No longa, estamos vivenciando esse momento junto com a família que sofreu a perda e, principalmente, a mãe da pequena Yvette que, depois de um parto complicado, acaba sobrevivendo apenas por alguns minutos após o seu nascimento. A partir desse momento, somos convidados a ver os pedaços espalhados de uma mãe que só teve alguns momentos com a filha.
Martha (Vanessa Kirby) precisa passar pelo luto, pela ruína do seu casamento com Sean (Shia LaBeouf) e por cima das vontades da matriarca da família para conseguir buscar um pouco de paz após um momento traumatizante. E esse é o enredo do filme.
Com direção de Kornél Mundruczó e roteiro de Kata Weber, “Pieces of a Woman” não impressiona por ser uma obra de arte. Esteticamente o filme é bem simples, por assim dizer. O que ganha destaque durante todo o filme é entender as nuances que o roteiro proporciona e, principalmente, a atuação de Vanessa Kirby – que faturou a única indicação ao Oscar do filme na categoria de Melhor Atriz.
Obs: A partir daqui o texto vai ter alguns spoilers sobre o filme. Indicamos a leitura apenas para quem já assistiu ou para quem não se importa com isso :)
A cena inicial do filme
Antes mesmo de finalizar todos os créditos iniciais acontece a cena que vai guiar todos os acontecimentos do filme. Somos apresentados aos personagens principais e começamos a acompanhar os últimos preparativos para a chegada da bebê. Martha recebe uma festa de despedida no trabalho, Sean sai alguns dias de folga e Elizabeth (mãe de Martha) compra uma minivan para os futuros pais.
O avançar no filme nos leva para a noite em que Martha começa a sentir contrações e é nesse momento que descobrimos que o casal havia decidido por um parto em casa. Eu já sabia o enredo do filme, então já esperava também o que viria a seguir. Porém, mesmo sabendo, somos guiados a acreditar que não será verdade, que o parto será um sucesso e que a sinopse do filme era uma mentira.

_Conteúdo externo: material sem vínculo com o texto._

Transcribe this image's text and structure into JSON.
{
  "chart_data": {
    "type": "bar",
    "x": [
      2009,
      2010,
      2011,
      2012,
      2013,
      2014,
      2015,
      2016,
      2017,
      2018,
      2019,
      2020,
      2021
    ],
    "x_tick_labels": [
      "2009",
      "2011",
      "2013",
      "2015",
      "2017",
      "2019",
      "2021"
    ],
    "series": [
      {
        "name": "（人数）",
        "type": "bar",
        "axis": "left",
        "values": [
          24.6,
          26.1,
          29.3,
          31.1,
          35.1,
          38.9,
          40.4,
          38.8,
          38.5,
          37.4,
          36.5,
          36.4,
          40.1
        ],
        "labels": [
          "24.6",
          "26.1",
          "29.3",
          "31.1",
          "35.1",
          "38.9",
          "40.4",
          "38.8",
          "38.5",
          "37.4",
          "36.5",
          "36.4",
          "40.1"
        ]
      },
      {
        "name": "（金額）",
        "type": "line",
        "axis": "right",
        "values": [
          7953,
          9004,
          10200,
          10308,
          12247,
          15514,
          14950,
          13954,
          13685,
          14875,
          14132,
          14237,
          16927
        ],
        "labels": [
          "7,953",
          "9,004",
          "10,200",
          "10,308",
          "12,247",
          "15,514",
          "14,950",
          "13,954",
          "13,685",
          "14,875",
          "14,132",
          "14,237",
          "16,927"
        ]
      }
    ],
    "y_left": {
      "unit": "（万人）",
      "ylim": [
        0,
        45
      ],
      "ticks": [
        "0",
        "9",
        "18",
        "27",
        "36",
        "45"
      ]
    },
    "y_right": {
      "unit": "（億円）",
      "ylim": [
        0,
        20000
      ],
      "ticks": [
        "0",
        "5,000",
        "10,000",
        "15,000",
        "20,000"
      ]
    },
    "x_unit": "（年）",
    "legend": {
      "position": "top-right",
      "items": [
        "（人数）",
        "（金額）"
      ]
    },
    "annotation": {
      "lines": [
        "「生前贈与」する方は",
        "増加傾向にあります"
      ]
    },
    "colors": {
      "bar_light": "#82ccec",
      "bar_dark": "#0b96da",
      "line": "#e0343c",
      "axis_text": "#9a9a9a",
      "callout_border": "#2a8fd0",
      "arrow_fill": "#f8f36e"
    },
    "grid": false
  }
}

Infelizmente não é isso que acontece e depois de momentos de grande tensão, complicações identificadas pela parteira substituta do casal Eva (Molly Parker) o pior acontece. Yvette nasce com dificuldades para respirar e acaba sobrevivendo apenas por alguns segundos. Esse é o prefácio da história. O que dá início a sequência da vida do casal. E é extremamente chocante. Acho que faltam palavras para descrever a potência dessa cena e tudo o que ela irá representar para a história. Eu só consegui pensar que a vida realmente é uma grande incerteza e que, só por estarmos nesse mundo, somos jogados nesse caldeirão de dúvidas.
A incrível atuação de Vanessa Kirby
E, no meio de toda essa trama extremamente dramática, existe algo que realmente se destaca durante todo o filme: a atuação de Vanessa Kirby. A atriz já esteve em grandes produções e interpretou, inclusive, a Princesa Margaret nas primeiras temporadas de The Crown – esse papel lhe rendeu o BAFTA de Melhor Atriz Coadjuvante em Televisão.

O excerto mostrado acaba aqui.